A "fábrica" de livros espiritólicos é imensa que vários livros haviam sido lançados. Só pude me informar de um livro sobre Cazuza mais recentemente, mas o romance Faz Parte do Meu Show já havia sido lançado em 2004, portanto há dez anos atrás, e provavelmente "corrigindo" as falhas do livro Um Roqueiro no Além, de Nelson Moraes.
O livro Faz Parte do Meu Show, registrado por Robson Pinheiro sob ditado do "espírito" Ângelo Inácio, segue o proselitismo religioso, mas tenta usar uma linguagem mais "descontraída" e se aproximar de uma realidade menos mística e vinculada aos fatos da vida terrena.
Há controvérsias de que o suposto Ângelo Inácio seria atribuído ao suposto espírito de Cazuza ou seria um suposto mensageiro do roqueiro. Mas o livro, em que pese algumas "modernices" narrativas, não foge do tom duvidoso das supostas psicografias de gente famosa.
Robson Pinheiro é conhecido pelo livro A Força Eterna do Amor, atribuído ao espírito de Madre Teresa de Calcutá, lançado em 2009. Pinheiro também havia escrito livros atribuídos a espíritos de umbandistas.

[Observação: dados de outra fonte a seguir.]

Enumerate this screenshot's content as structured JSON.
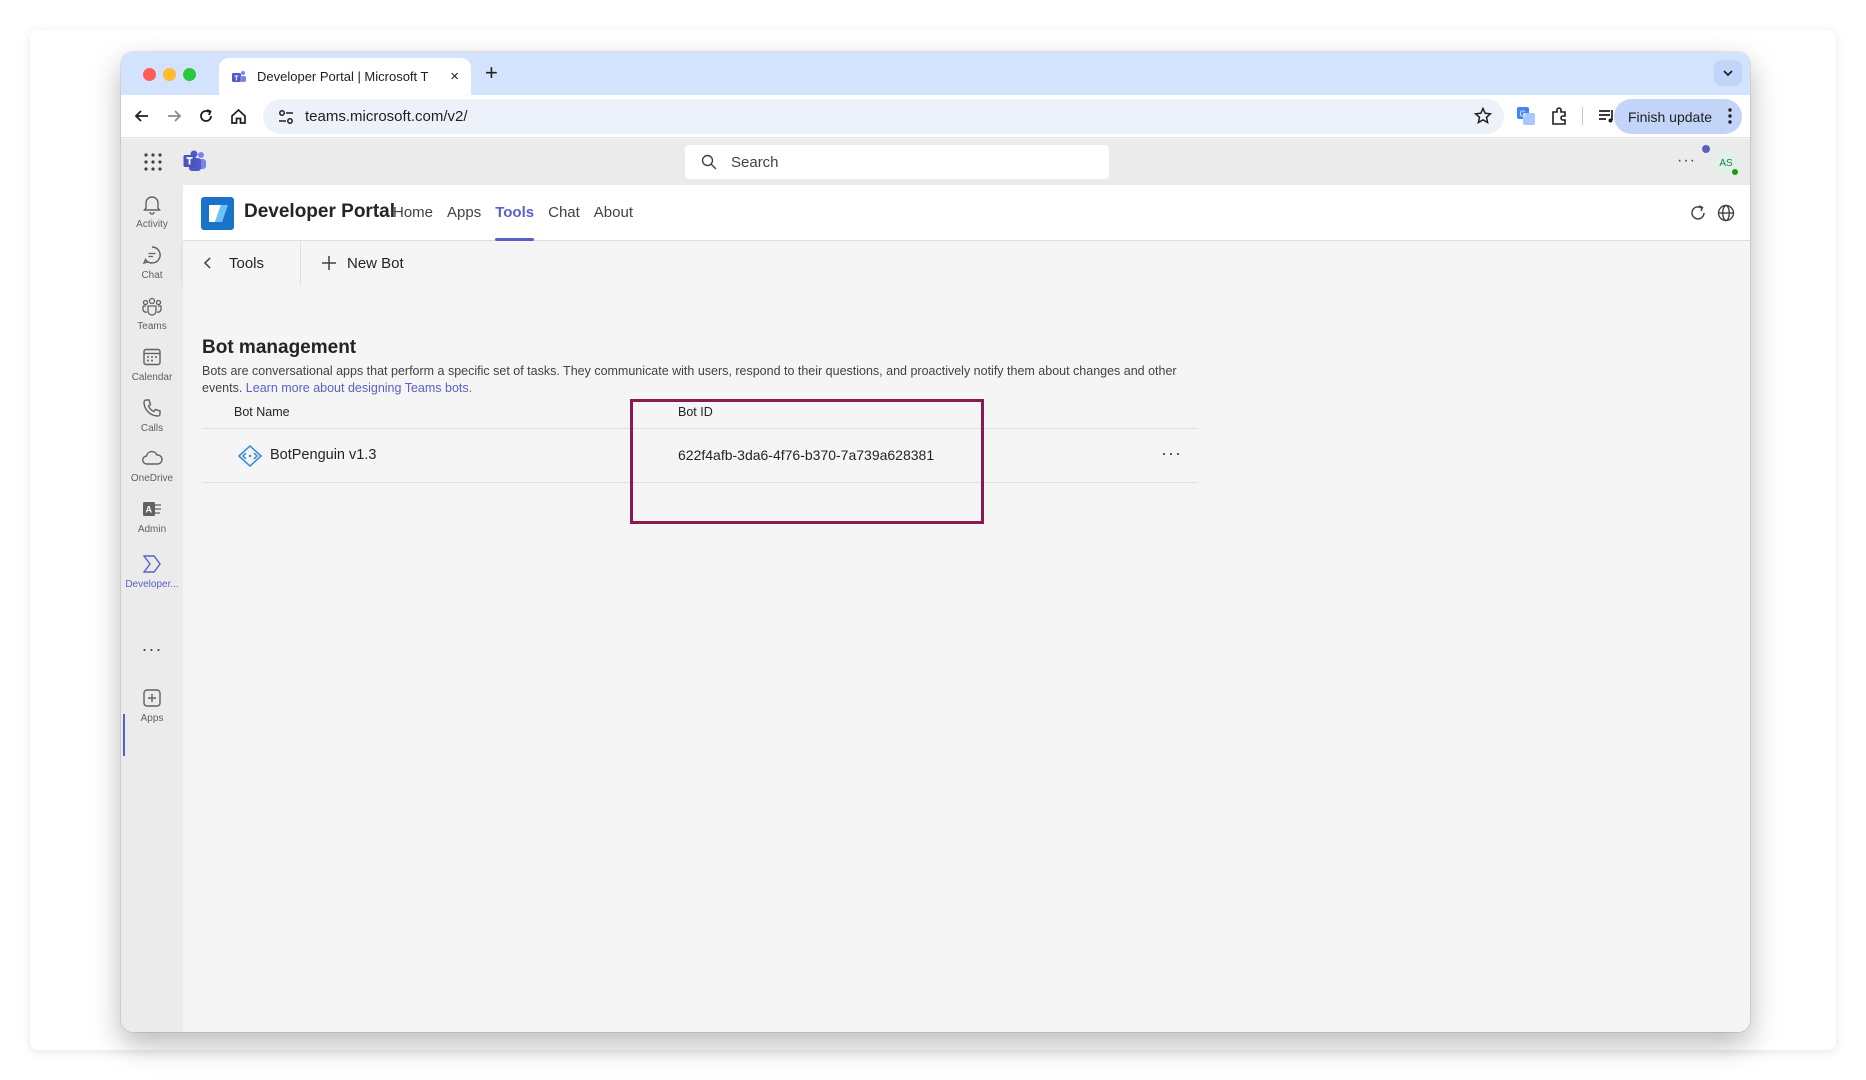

Faz Parte do Meu Show tenta narrar a suposta vida espiritual de Cazuza. Ida a vales de espíritos sofredores, socorro em colônias espirituais, missão de usar seu talento em prol da religião etc etc etc. Nisso o livro condiz à regra dos livros espiritólicos, que dificilmente narram alguma lição laica.
O livro é ainda recheado de encontros "bacanas", mas tendenciosos e tão gratuitos que causam até desconfiança. Que garantia tem um encontro de Cazuza com Carlos Drummond de Andrade? É até menos fácil do que jogar um ator da Globo ao lado de um astro de Hollywood, embora neste caso a revista Caras tente algum esforço nesse sentido.
Isso porque não se garante se pessoas assim são capazes de se encontrarem. Espíritos se dispersam para lugares inimagináveis. Ou alguém imaginaria que, por exemplo, Paul Walker, James Gandolfini, Michael Clarke Duncan, Cory Monteith e Philip Seymour Hoffman, só para citar atores falecidos há pouco tempo, estariam necessariamente juntos jogando baralho no além?
Talvez seja até legal que esses cinco estivessem juntos, e até seria possível que eles se encontrassem. Mas é difícil, diante da complexidade da vida espiritual. Se, aqui na Terra, é difícil reunir rigorosamente todos os colegas dos tempos antigos da escola, imagine então no mundo espiritual em que compromissos e inclinações pessoais dispersam gente aqui e ali.
Daí soar muito tendencioso, também, um Cassino do Chacrinha do além, com Clara Nunes, Elis Regina e similares. Se fosse em 2014, teria também Jair Rodrigues e Emílio Santiago? Muito simplório e fácil demais.
Quem curte rock até fantasia um mundo espiritual com Jimi Hendrix, Keith Moon, John Entwistle, Phil Lynott, Jon Lord, Ronnie James Dio, George Harrison, John Lennon, Bon Scott etc, talvez uma banda com Hendrix, Moon e Lynott, ou o próprio Jimi Hendrix Experience, já que todos os três membros originais (os outros são Noel Redding e Mitch Mitchell) também estão no além.
Mas mesmo assim é difícil que isso ocorra assim tão facilmente. A vida espiritual é um mistério e quase sempre não é possível juntar fulano e sicrano como quem pega um bonequinho de índio apache aqui e junta a um boneco de coelhinho, outro de duende, outro de cavaleiro medieval e uma boneca de pano. Não dá para fazer um Toy Story com gente do além.
Além desses pontos, o livro mostra um Cazuza caricato, por mais que pareça verossímil na linguagem e em algumas informações. Isso porque é muito difícil, no espiritolicismo de tantas fraudes, que um espírito de alguém falecido realmente se manifeste. As vibrações espiritólicas são terríveis, mesmo quando parecem "boas", pois são como um sol artificial sob nuvens trovejantes.
Muitos do que leram o livro não viram autenticidade alguma, quem conhece Cazuza garante que o livro é superficial e nada recomendável. E que dá indícios de uma única coisa: Robson Pinheiro deve ter lido Só As Mães São Felizes, de Regina Echeverria, biografia oficial de Cazuza, para lançar o tal "romance mediúnico".
Sem qualquer regulação do processo de mediunidade, que no Brasil é feito ao "deus-dará", qualquer um faz uma pesquisa superficial sobre um falecido, forja uma biografia mediúnica dentro do roteiro umbral-colônia espiritual-missão religiosa e pronto. O livro venderá como água, devido à mistura de sensacionalismo com "mensagens de amor e paz". É a mina de ouro do "espiritismo" brasileiro.